II. 45.

8 2 0
                                    


- Et il est où, maintenant ? Voulu savoir Pâris en cherchant, péniblement, à se redresser dans le lit. En prison ?

- Reste allongé ! Ordonna sa sœur en lui appuyant sur les épaules pour le faire obéir. T'as une commotion cérébrale, je te rappelle, et tu sors tout juste du coma.

- Disons que... Il ne pourra plus faire de mal à personne. Éluda l'homme d'église, intriguant Astrée au passage.

- Mais c'est terminé, n'est-ce pas ? Je veux dire, on est en sécurité maintenant ? Elle est en sécurité maintenant ? Insista le convalescent, son regard inquiet passant d'un capucin à un russe, faisant escale par sa sœur, avant de revenir au russe dont les yeux se défilaient.

Personne ne répondit, ni Syssoï qui demeurait dans un coin de la pièce, stagnant dans l'ombre, ni Astrée trop occupée à placer des oreillers dans son dos. Même Frère Tuck, d'ordinaire si prolixe, se tenait silencieux derrière Benjamin.

- Qu'est-ce que vous ne dites pas ? Astrée ! Parle-moi !

Il insistait, suppliait. Elle aurait voulu le ménager encore un peu, mais le connaissant, il ne lâcherait rien, quitte à s'épuiser à la tâche. Aussi, résignée, elle se laissa retomber dans le fauteuil à ses côtés, et se passa plusieurs fois les mains sur le visage, comme pour tenter de s'extraire de force de ce cauchemar.

- Il n'était pas seul. Lâcha-t-elle enfin après un moment de silence pesant. Lorsqu'il me... tenait, il était au téléphone avec quelqu'un d'autre, quelqu'un à qui il ne faisait qu'obéir. Il n'arrêtait pas de répéter qu'il ne souhaitait pas ça, qu'il ne voulait pas en arriver là, qu'il avait tout essayé pour le dissuader, pour m'accorder plus de temps, mais qu'il n'était pas décisionnaire.

- Qui alors ?

- J'en sais rien. Soupira-t-elle en se recroquevillant sur elle-même, ses bras venant encercler ses genoux qu'elle avait ramené sous son menton.

- Abraxas. Coupa le moine dans le plus grand calme.

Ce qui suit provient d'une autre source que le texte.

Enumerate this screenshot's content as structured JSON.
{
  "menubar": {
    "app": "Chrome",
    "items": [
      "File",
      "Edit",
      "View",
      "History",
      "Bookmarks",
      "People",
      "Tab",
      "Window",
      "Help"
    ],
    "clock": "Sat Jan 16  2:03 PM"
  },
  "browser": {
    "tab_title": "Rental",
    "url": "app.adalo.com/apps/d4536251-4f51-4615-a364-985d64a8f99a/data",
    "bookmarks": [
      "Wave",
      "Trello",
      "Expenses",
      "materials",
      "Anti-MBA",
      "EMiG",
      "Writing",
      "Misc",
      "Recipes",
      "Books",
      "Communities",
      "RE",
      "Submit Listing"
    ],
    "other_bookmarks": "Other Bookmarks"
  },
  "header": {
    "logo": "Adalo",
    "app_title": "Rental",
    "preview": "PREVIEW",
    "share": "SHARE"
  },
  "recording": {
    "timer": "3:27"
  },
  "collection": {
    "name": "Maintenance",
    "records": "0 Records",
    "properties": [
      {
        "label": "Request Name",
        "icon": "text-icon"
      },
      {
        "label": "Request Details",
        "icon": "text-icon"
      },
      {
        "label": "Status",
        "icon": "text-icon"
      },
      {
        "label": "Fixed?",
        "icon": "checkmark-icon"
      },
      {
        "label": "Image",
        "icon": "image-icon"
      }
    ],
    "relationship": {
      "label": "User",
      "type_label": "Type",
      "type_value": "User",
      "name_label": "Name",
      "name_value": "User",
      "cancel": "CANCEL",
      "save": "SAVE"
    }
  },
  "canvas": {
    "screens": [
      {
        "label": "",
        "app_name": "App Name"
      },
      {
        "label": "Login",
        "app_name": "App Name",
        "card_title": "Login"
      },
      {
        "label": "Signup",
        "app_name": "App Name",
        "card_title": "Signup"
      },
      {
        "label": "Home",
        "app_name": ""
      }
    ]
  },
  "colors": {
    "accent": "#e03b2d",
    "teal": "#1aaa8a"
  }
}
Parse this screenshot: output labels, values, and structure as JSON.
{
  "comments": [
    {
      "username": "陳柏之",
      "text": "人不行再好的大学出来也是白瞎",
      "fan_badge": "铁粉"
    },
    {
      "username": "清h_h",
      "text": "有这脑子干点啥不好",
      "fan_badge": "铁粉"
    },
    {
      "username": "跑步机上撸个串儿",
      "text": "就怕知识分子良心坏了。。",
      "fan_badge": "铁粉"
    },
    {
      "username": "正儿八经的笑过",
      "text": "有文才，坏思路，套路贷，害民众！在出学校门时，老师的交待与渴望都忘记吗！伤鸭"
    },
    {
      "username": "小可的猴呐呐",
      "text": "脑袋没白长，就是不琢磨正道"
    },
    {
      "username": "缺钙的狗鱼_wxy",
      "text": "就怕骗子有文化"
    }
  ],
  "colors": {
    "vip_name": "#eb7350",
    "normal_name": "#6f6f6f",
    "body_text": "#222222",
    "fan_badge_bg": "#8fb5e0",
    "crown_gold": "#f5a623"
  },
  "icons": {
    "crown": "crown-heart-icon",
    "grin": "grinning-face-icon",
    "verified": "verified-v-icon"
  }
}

Alors, il quitta son coin d'ombre pour s'avancer jusqu'au centre de la pièce. Il avait attendu ça depuis Beynac, autant dire des heures. Bien sûr, il n'avait pas imaginé cette explication dans pareil lieu et entouré de témoins qui n'étaient pas les protagonistes, mais la jeune femme ne lui laissait pas le choix, elle ne voulait rien entendre. Un trait de caractère qui semblait, à l'image de son physique, se perpétuer au cours des siècles.

- C'est le nom qu'ils se donnent. Poursuivit-il, maintenant qu'il avait l'attention générale. Ils ont une seule et unique mission, faire en sorte que vous ne soyez jamais réunis.

Et par 'vous' il entendait Astrée et Syssoï comme son regard oscillant de l'un à l'autre le prouvait.

- Mais pourquoi ? Interrogea un Pâris totalement perdu.

- Peu importe, ils ont gagné. Trancha Astrée. Je ne veux risquer la vie de personne.

Elle souhaitait être contredite, par n'importe qui, par n'importe quel moyen. Elle repensait à son ébauche de conversation une heure plus tôt avec le russe, et cette simple perspective forçait un tremblement dans ses extrémités. Peur ? Colère ? Certainement un peu des deux. Pour bien faire, il fallait que leurs routes se séparent ici et maintenant, même si c'était injuste, même si c'était absurde, elle ne voulait plus prendre le moindre risque, mais ne parvenait à s'y résoudre. Pas plus que lui, visiblement. Que faisait-il encore là ? 

- Vous comptez faire quoi ? Faire une annonce publique précisant que vous ne vous reverrez plus ? Intervint le capucin d'un ton légèrement moqueur qui eut le don d'irriter profondément la brune. Ils ne vont pas s'arrêter parce que vous leur promettez quoique ce soit. Ensemble ou pas, ils ne prendront pas le moindre risque, ils vous tueront. Au moins l'un de vous deux.